Burley Coulter's song to Kate Helen Branch (possibly from the night Danny was conceived, as suggested by Laurie Lewis)...
Burley Coulter was the most (or only) "mad" member of the Port William Membership. He and Jack Kerouac may have understood one another, maybe even tolerated each other, at least under the influence. But I don't know that Kerouac and Burley would have agreed about what it means to be apart of a membership, and be responsible to it. and i wonder if Wendell Berry wasn't conscience of that in his development of Burley.
and for many of us that read Berry's novels about Port William, we also tend to identify with and think well of Burley, even in his most rebellious phases in life. We like the contrary way of being. and his rebel nature is of some comfort in "Nathan Coulter", which remains my favorite novel thus far, because of the overt dysfunctional, vulnerable nature of the Coulter family and farm during the Depression. Despite the grief and abusive nature of the relationships between the Coulters, they remained.
Kerouac, like Burley Coulter, had only one child in his lifetime. Kerouac's wife was pregnant when they got divorced. He refused to acknowledge that the child was his, until a blood test confirmed it, nine years later. she only met him a couple of times...according to wikipedia...
"Jan Kerouac (nee Janet Michelle Kerouac) (February 16, 1952 – June 5, 1996) was a writer and the only child of beat generation author Jack Kerouac and Joan Haverty Kerouac. Jan Kerouac was born in Albany, New York. Her mother left Jack while pregnant, and Jack refused to acknowledge the baby as his daughter. A blood test when Jan was nine years old proved his paternity and he was ordered to pay $52 a week for her upbringing. Though Jan met her father only twice, she inherited his wanderlust, and like both her parents, Jan made frequent use of drugs and was no stranger to trouble. After a teenage stint in a mental hospital, Jan delved deeper into the 1960s underworld of drugs, before leaving for Mexico at the age of fifteen. For the next few decades, she traveled across the country with a reckless abandon that echoed that of her father and Neal Cassady. Married and divorced twice, Jan lived a troubled life marked by periods of self-destruction. In 1968, she gave birth to a stillborn child and had no other children."
Burley and Kate Helen Branch were never married (depending on your definition), and were described by Berry as "careless lovers", who were apparently extra careless on the night of Danny's conception. but unlike Jan Kerouac, Danny Branch "did not go fatherless, for Burley was that [Branch] household's faithful visitor, its pillar and provider. He took a hand in Danny's upbringing from the start, although, since the boy was nominally a Branch, Danny always knew his father as 'Uncle Burley'."
and in the way that Jan shared her father's reckless abandon, Burley's way of being had also been passed down. "Danny never had belonged much to the modern world, and every year he appeared to belong to it less.

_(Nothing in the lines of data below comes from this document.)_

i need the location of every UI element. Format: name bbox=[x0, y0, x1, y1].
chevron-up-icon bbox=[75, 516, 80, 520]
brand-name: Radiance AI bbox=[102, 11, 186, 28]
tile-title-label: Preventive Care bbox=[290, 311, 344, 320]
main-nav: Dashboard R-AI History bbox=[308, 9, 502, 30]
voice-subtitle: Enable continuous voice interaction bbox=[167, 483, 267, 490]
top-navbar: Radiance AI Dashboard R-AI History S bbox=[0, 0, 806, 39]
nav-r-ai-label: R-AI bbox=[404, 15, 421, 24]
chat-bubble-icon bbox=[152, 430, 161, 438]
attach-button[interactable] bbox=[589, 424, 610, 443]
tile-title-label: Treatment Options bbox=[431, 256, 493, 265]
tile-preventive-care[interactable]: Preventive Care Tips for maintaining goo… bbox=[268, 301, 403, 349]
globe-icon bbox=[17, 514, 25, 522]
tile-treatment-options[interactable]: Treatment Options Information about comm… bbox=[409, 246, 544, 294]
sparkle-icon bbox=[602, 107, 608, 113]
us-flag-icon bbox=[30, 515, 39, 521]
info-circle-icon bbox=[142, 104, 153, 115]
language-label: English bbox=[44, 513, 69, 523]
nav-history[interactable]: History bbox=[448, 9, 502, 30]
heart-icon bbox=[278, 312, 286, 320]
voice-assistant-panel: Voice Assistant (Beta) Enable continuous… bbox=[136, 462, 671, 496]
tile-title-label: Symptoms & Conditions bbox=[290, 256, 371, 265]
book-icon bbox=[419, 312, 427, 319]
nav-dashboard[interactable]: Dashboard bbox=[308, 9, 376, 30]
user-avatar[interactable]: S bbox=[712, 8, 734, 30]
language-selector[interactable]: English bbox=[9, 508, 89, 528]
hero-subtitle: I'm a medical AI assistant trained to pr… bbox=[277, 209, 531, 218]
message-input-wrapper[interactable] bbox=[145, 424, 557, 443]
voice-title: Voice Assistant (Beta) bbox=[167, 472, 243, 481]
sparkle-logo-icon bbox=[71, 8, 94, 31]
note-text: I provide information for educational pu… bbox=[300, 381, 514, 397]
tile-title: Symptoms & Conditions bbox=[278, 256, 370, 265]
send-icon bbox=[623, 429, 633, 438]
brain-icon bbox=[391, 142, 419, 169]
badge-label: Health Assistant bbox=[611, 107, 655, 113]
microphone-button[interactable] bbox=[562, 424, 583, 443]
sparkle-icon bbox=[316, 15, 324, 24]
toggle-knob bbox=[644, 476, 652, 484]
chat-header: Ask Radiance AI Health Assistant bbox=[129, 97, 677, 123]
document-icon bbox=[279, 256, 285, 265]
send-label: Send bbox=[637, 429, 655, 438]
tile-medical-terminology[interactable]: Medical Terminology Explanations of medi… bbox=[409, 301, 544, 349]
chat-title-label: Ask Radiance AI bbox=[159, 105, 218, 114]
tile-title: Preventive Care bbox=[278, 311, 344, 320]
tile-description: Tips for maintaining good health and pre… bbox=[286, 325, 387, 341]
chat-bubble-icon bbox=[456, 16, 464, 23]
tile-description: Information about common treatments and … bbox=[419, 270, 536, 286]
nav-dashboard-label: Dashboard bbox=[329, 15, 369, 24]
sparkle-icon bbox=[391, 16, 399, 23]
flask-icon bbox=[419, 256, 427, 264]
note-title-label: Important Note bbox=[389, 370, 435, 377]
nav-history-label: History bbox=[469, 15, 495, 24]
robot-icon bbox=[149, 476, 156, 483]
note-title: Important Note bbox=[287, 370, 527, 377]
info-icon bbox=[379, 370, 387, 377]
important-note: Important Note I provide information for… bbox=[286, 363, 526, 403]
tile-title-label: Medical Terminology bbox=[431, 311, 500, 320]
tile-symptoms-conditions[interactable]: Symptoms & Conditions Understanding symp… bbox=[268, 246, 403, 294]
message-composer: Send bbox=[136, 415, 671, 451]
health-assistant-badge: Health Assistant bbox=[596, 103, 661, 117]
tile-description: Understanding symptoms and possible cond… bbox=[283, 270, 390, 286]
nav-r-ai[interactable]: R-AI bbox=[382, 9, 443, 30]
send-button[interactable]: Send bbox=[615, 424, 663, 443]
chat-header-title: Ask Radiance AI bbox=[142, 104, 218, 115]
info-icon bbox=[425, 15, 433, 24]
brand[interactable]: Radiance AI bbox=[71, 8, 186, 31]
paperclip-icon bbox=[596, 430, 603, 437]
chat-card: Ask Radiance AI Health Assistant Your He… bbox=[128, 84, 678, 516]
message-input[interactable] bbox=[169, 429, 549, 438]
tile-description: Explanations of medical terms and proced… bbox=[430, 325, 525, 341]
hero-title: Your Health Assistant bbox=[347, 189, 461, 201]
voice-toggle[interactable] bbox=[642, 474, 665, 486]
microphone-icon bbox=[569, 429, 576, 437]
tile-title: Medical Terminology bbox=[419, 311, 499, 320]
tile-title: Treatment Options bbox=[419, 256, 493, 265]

Of them all, Danny most clearly saw the world as his enemy - as their enemy - and most forthrightly and cheerfully repudiated it. He reserved his allegiance to his friends and his place."
i guess that this dichotomy of sorts, serves the symbolic purpose of exposing both the distorted perspective on freedom (freedom from responsibility, obligation, tradition, and history - a kind of exploitation - unreconciled to anything) as opposed to a reconciled view of freedom, that gives meaning to our responsibilities, that gives us the opportunity to love God and neighbor. while i don't believe it to be overtly black and white, i do know that our obsession with freedom (whether patriotic or beatnik or progressive or spiritual or whatever) is rarely defined in a concrete way that we can actually stand on it, and understand it. and generally, i assume, when we think of freedom, we don't think of responsibility, and we don't think of reconciliation.
but we are not free when we conquer our enemy - we are free only when we love our enemy.
this notion of freedom (without responsibility) eternally perpetuates the relational holocaust - and is certainly no kind of freedom at all - it is actually a kind of solitary confinement, a kind of hell, that must be violently defended if it is to be sustained.
so...who and what are we responsible for? to what membership do we belong? where does our allegiance stand? who and what do you need to be reconciled with?
and on your last day, who will save you from life support?